# VC5.3

By using Green's theorm,$\int _{C}[(x^{2}-xy^{3})dx+(y^{2}-2xy)dy]=\iint _{R}[{\frac {\partial }{\partial x}}(y^{2}-2xy)-{\frac {\partial }{\partial y}}(x^{2}-xy^{3})]dxdy\,$ --(1)

Now,RHS of (1) =$\int _{{x=0}}^{{2}}\int _{{y=0}}^{{2}}[-2y+3xy^{2}]dxdy\,$

=$\int _{{x=0}}^{{2}}[-y^{2}+xy^{3}]_{{y=0}}^{{2}}dx=\int _{0}^{2}(-4+8x)dx=[-4x+4x^{2}]_{0}^{2}=-8+16=8\,$ --(2)

We now evaluate the LHS of (1).

Along the line from O(0,0) to A(2,0),y=0,dy=0 and x varies from 0 to 2.

Along the line from A(2,0) to B(2,2),x=2,dx=0 and y varies from 0 to 2.

Along the line from B(2,2) to C(0,2),y=2,dy=0 and x varies from 2 to 0.

Along the line from C(0,2) to O(0,0),x=0,dx=0 and y varies from 2 to 0.

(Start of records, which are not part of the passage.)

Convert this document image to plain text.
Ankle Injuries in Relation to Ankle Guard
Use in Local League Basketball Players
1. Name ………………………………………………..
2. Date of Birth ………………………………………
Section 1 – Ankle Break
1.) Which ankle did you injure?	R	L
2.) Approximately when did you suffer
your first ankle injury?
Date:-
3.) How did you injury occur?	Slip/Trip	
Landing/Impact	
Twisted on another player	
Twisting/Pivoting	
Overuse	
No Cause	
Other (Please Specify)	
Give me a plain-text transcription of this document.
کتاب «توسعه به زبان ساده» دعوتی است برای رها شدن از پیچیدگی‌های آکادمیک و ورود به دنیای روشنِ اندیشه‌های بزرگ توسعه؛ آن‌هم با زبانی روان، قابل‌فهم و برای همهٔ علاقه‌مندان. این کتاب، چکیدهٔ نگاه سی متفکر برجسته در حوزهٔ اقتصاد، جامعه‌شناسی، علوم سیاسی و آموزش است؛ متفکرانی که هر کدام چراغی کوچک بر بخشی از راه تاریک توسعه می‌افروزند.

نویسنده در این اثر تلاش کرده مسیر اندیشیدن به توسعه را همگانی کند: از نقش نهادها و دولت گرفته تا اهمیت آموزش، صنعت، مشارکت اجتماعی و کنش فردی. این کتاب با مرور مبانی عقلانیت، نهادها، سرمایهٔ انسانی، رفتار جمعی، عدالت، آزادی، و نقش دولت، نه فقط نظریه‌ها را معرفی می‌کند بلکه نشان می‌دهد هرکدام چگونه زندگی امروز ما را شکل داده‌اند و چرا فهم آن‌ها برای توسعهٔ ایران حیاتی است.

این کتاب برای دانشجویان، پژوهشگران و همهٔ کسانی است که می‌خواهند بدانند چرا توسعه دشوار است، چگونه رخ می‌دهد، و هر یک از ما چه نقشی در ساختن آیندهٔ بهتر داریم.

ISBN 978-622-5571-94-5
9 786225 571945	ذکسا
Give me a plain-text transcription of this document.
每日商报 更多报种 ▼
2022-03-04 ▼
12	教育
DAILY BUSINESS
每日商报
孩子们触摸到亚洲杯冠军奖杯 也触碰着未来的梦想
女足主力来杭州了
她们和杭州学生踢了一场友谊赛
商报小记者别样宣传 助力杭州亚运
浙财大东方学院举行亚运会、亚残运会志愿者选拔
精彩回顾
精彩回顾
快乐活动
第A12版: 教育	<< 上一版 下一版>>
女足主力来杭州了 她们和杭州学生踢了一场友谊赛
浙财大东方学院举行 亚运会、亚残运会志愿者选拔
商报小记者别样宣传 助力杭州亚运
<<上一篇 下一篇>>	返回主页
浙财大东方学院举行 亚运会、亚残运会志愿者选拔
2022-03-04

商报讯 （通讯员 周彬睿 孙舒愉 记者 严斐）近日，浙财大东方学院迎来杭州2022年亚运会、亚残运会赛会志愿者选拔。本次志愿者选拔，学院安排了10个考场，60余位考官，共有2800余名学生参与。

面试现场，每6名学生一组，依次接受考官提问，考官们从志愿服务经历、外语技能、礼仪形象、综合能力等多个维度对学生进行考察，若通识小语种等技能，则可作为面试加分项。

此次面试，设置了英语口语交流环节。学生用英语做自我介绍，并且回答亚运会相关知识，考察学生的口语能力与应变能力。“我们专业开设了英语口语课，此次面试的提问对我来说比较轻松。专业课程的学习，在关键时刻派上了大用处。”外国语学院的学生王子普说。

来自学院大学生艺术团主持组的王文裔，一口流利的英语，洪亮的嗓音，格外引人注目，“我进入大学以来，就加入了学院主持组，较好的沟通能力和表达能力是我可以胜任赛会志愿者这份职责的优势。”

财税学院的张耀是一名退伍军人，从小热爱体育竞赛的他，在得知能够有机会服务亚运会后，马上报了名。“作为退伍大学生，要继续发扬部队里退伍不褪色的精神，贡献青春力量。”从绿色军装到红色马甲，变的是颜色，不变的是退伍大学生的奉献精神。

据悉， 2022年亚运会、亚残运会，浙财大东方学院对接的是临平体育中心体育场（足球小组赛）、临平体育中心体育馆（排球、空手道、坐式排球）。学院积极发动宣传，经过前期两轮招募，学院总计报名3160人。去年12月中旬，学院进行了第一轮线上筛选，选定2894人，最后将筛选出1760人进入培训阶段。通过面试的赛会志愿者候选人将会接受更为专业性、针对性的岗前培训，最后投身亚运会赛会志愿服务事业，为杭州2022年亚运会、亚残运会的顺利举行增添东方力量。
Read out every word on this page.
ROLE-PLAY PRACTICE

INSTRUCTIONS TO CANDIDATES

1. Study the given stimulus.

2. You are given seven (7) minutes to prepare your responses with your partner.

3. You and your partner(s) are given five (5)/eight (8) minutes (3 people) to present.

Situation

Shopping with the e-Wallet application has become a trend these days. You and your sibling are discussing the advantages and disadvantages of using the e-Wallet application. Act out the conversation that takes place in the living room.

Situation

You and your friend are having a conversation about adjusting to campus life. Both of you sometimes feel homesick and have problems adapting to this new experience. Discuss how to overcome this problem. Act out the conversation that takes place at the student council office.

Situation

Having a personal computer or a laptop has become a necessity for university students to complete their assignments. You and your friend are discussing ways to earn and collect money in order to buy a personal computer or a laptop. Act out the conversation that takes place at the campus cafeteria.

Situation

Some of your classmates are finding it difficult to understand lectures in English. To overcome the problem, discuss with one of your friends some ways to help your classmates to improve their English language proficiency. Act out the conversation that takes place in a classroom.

LHS = $\int _{{OA}}[(x^{2}-xy^{3})dx+(y^{2}-2xy)dy]+\int _{{AB}}[(x^{2}-xy^{3})dx+(y^{2}-2xy)dy]+\int _{{BC}}[(x^{2}-xy^{3})dx+(y^{2}-2xy)dy]+\int _{{CA}}[(x^{2}-xy^{3})dx+(y^{2}-2xy)dy]\,$

=$\int _{{x=0}}^{{2}}x^{2}dx+\int _{{y=0}}^{{2}}(y^{2}-4y)dy+\int _{{x=2}}^{{0}}(x^{2}-8x)dx+\int _{{y=2}}^{{0}}y^{2}dy\,$

=$[{\frac {x^{3}}{3}}]_{0}^{2}+[{\frac {y^{3}}{3}}-2y^{2}]_{0}^{2}+[{\frac {x^{3}}{3}}-4x^{2}]_{2}^{0}+[{\frac {y^{3}}{3}}]_{2}^{0}\,$

=${\frac {8}{3}}+{\frac {8}{3}}-8-{\frac {8}{3}}=8\,$ --(3)

Hence,from (2) and (3), LHS=RHS, So Green's theorm is verified.